亞衣苦笑。照妹妹子剛剛那個語氣聽來,看來自己又要當她的向導了。
正當亞衣覺得「算了,就帶她去吧」的時候,她突然發現自己的視野似乎有些模糊。
她把眼鏡拿下,看了看眼鏡,但她並沒有看到什麼明顯的灰塵。
最近時常會發生這種事。為了安心,亞衣還是從書桌裏拿出眼鏡布。
「——啊,不可以喔,黑野同學。妳不可以那樣擦眼鏡。」
妹妹子急忙來到亞衣身邊。
「塑料鏡片不耐熱和摩擦。雖然我們常常看到有人對鏡片吹氣,讓鏡片起霧之後再拿眼鏡布去擦,可是這並不是正確的眼鏡保養方法。」
不好意思。妹妹子說完這句話後借了亞衣的眼鏡,然後走到自己的床邊。
接著,她從床下拉出行李箱,從裏麵拿出幾樣道具。
裝了某種液體的瓶子、棉花棒、小型螺絲起子、還有……
「……麵紙?」
「是的。要讓眼鏡的鏡片恢複明亮的話,就要用稀釋過的中性清潔劑。用水把清潔劑全部衝幹淨之後,再用柔軟的麵紙把殘留的水分吸幹。」
然後妹妹子拿起螺絲起子,突然開始分解起亞衣的眼鏡。
「等、等一下!妳在做什麼啊,深鏡同學!」
「沒問題的,黑野同學。就交給我吧!」
妹妹子以笑容製止訝異的亞衣。
「呃,妳說沒問題……」
眼鏡在困惑的亞衣麵前瞬間被解體。
妹妹子把拆開的零件放到床上,然後以熟練的手法開始清理眼鏡。
從臉旁延伸到耳邊的鏡架和耳墊、鼻子上的鼻墊、環繞鏡片的鏡框內側都二徹底磨亮。
最後,妹妹子拿著拆下的眼鏡和裝著清潔劑的瓶子走向洗臉台。
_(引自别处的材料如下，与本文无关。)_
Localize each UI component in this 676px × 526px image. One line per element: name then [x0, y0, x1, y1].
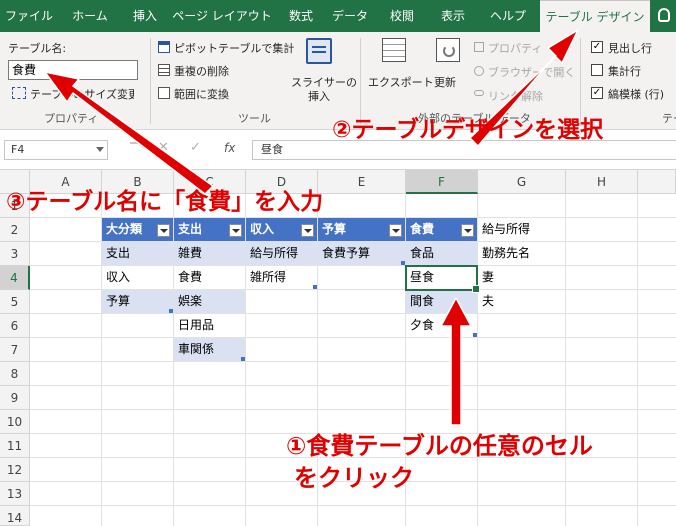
arrow-to-cell [440, 297, 472, 426]
arrow-to-name-input [44, 71, 214, 195]
annotation-step1-line2: をクリック [294, 464, 414, 492]
annotation-step1-line1: ①食費テーブルの任意のセル [286, 432, 593, 460]
excel-window: ファイル ホーム 挿入 ページ レイアウト 数式 データ 校閲 表示 ヘルプ テ… [0, 0, 676, 526]
annotation-step3: ③テーブル名に「食費」を入力 [6, 189, 324, 215]
annotation-step2: ②テーブルデザインを選択 [332, 117, 604, 143]
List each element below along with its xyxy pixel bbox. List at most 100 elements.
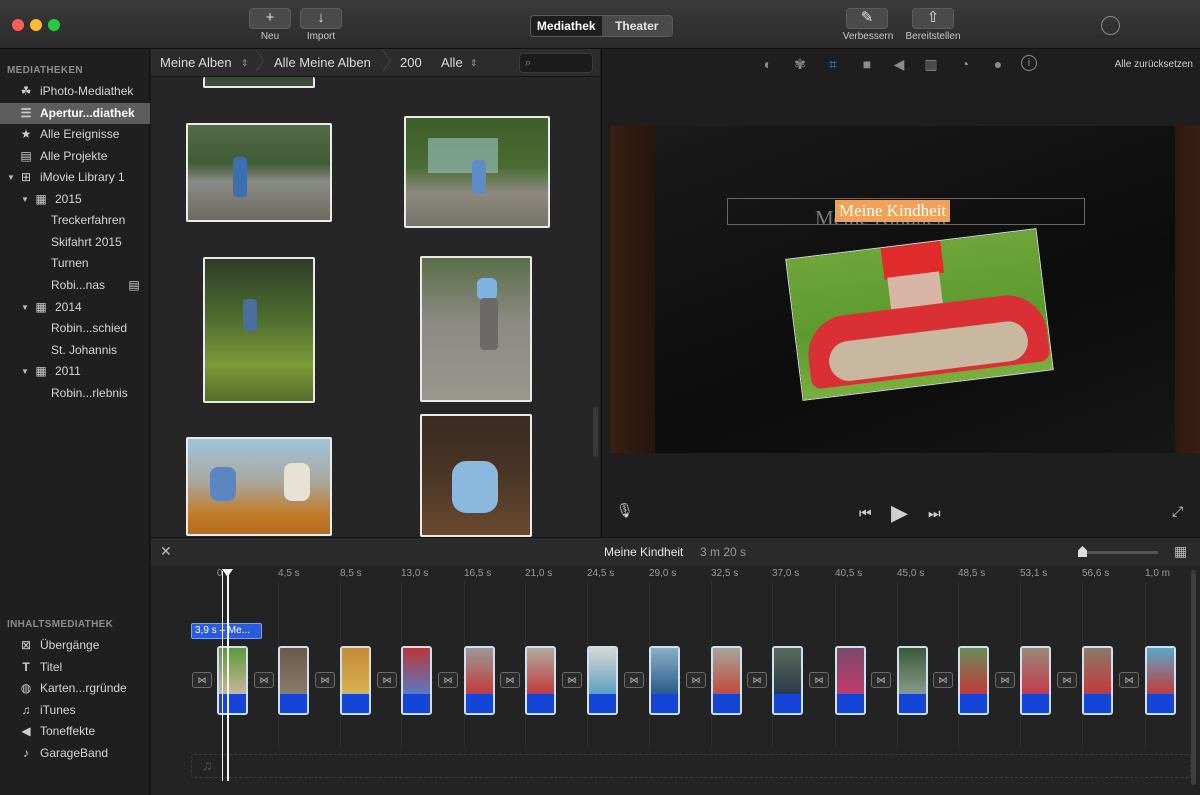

她大概是在用她剛剛所說的方法在洗鏡片吧。拿著濡濕眼鏡回到亞衣身邊的妹妹子從盒子裏抽出五張麵紙,擦幹水滴。
那是在超市和超商都沒有看過的麵紙。
亞衣拿起一張麵紙,那張麵紙又厚又軟。而且——
「好光滑……」
「這是史考菲的超軟麵紙,是最適合拿來擦鏡片的麵紙喔!它隻能直接跟廠商買,所以妳要上網絡才買得到呢!」
妹妹子自豪地說完後,開始組裝起眼鏡的零件。
她雙手流暢的動作瞬間將眼鏡組裝好。
接著……
「好了,我清理完了。」
妹妹子花了不到五分鍾。
「那,黑野同學。妳可以過來一下嗎?」
「咦?沒關係啦,我可以自己戴的。」
妹妹子對想要接下眼鏡的亞衣搖了搖頭。
「不可以,請妳坐在那裏。」
妹妹子以不容亞衣反駁的語調叫亞衣坐到書桌椅子上。
「那麼,不好意思……」
妹妹子的小手和眼鏡逼近,亞衣自然而然地閉上雙眼。